The Miaoli County government (in Taiwan, where I am living), invited the famous tenor Jose Carreras to perform last night at the Miaoli Stadium. I had never seen the man's face until it was all over the main roads on banners. "County Head Liu's name is almost as big as Carreras', commented my wife acidly when she saw the banners.

My father in law got some tickets for us from some nice subdistrict leaders he knows through his work in the town office. I drove my wife, mother-in-law, and cousin-in-law (is this a term?), and we met my friend Brian, who took the train down from Hsinchu. We had some laughs driving over. I practiced cursing out slow drivers in Taiwanese with the term "seh-gu," or dawdling turtle, which made everyone laugh. "You sound like you are selling turtles," said Sara.

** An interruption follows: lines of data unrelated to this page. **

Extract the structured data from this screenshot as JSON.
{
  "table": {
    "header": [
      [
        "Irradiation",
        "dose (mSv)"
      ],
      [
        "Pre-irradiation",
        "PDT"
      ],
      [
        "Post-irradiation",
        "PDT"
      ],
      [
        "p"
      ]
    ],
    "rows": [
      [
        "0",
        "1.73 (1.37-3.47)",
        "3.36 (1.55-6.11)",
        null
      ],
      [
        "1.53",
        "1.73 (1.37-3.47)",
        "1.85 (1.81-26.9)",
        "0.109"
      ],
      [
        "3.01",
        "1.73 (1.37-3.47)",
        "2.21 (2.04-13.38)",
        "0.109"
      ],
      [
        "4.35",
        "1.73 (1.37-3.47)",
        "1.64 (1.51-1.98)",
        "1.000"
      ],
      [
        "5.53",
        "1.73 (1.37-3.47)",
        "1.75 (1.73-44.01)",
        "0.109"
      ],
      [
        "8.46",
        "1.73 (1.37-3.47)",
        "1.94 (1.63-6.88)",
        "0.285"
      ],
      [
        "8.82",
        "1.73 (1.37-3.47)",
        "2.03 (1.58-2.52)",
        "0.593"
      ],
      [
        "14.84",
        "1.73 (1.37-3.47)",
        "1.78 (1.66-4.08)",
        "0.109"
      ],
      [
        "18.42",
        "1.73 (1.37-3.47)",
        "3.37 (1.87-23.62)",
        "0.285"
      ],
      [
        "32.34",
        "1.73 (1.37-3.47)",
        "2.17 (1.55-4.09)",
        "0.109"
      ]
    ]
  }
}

The stadium was, as is usual in these affairs, set up for maximum inconvenience for all the 30,000 non-VIPs. One long, long line stretched out away from the stadium. After walking for 10 minutes to find the end, we gave up and sat near the entrance with a lot of other people. I went to fetch cheap corn-dogs for us, as well as some stinky tofu for mom -- without knowing she hates the stuff. Worse, I spilled the oily sauce all over my nice clean dress pants. The corn dogs were warm, sweet, soft -- like a fresh donut with a hot dog inside. Yum.

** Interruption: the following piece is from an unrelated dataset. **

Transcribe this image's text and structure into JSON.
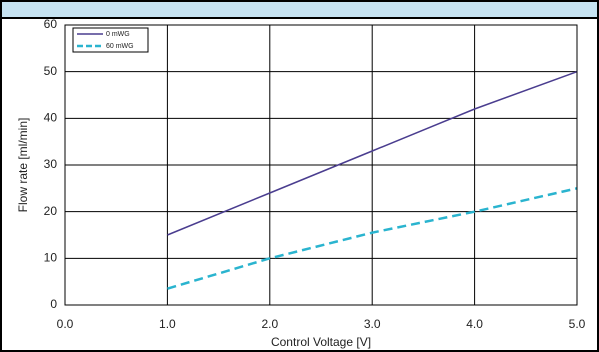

When Brian arrived he insisted we could enter anywhere we wanted without tickets, and showed us the trick. But I think the police just didn't want to speak English. We found another, unused, gate and walked through -- while the main gate was slowly processing all the second-level spectators. It was starting as we climbed up and found seats from which we could just see the very tip of the stage and a severely foreshortened screen. We could hear the massive voice but barely see anything.

Near the end we moved over another entrance to where we could see. The voices, of Carreras and the soprano, were amazing. Especially the woman's. It was too bad we were given no song titles, or notes on the story background for each song. How odd it was to be hearing this peculiar Italian invention, full of rolled "R"s, open air in Taiwan with thousands of rapt spectators. How odd too at this man's god-like status, cloistered from ordinary life, his voice a virtual global treasure or protected anatomical heritage site. He stood back from the front of the stage, movements spare, only a slight bow and a raised hand at the applause. He himself was slight, with a wattle under his chin which I could see working when he paused, swallowing.

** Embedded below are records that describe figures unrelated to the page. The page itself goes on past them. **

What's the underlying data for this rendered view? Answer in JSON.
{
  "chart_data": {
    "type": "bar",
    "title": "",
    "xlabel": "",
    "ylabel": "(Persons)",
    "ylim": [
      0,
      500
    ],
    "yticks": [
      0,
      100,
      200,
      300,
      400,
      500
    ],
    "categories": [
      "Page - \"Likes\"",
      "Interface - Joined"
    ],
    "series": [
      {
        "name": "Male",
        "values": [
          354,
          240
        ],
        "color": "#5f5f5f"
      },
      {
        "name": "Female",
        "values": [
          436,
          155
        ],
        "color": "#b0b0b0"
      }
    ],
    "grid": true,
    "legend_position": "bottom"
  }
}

But I was glad for this strange cloistering and worshipping, which he has used to good effect, husbanding his strength into his 60s or 70s. This cloister-effect of media superstardom brought him to Miaoli stadium, for us to see, bathing in his voice's rich tones.

The audience was a bit unsure, a bit reserved. A host had to come out at the end to lead them in a chant of "encore" for them to call out for more. And they did come out, to our delight. Even not knowing the words, hearing them sing was to soak in an alienness, a beautiful, distant strangeness.